Unlisted infrastructure expands to retail markets
Unlisted infrastructure, which has only been available to larger institutional investors is now becoming available to smaller investors in the retail arena.
Unlisted infrastructure typically included airports, seaports, toll roads, and electricity transmission and distribution networks.
Nicole Connolly, Infrastructure Partners Investment Fund (IPIF) chief executive, said unlisted infrastructure had typically been the domain of large industry funds, until now.
“Typically, it hasn’t been available to investors unless you’ve got a minimum of, for example, $5 million or in some cases up to $25 million to invest,” Connolly said.
“That rules out a huge part of the market including the $760 billion SMSF [self-managed superannuation] market.”

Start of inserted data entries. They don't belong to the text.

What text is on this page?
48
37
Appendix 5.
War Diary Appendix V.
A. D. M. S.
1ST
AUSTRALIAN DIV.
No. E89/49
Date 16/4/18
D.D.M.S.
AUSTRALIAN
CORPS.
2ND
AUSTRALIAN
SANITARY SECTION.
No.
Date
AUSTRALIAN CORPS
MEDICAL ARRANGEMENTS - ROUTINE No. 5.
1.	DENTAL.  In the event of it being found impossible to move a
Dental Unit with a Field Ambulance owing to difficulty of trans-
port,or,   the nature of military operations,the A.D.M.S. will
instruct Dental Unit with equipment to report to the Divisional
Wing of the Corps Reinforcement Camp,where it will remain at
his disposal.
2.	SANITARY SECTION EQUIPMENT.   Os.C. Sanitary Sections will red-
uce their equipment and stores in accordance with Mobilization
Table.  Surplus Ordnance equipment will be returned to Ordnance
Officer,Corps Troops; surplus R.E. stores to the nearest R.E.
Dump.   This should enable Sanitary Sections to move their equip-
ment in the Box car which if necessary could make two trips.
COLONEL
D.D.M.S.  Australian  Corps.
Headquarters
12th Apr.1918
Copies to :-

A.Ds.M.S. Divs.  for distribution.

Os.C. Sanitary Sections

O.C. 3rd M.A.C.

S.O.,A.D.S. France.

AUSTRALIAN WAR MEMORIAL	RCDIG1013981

Jonathan van Rooyan, IPIF chief investment officer, said the aim was provide a bridge between the best performing unlisted infrastructure assets and smaller investors.
“Australian industry funds have on average 5% to 20% allocation to unlisted infrastructure, the future fund has 7% allocated, Australian Super around 12%,” van Rooyan said.
“If you think about the performance of industry funds versus retail, one of the big debates is why did industry funds outperform on some measures and it’s in part due to unlisted asset exposures such as infrastructure.”
van Rooyan said unlisted infrastructure offered stable cash yield in a low interest rate environment and the capital value was stable.
“The best performing Australian super funds had large exposures to unlisted infrastructure, which has historically delivered bond-like volatility and equity-like returns through multiple economic cycles,” van Rooyan said.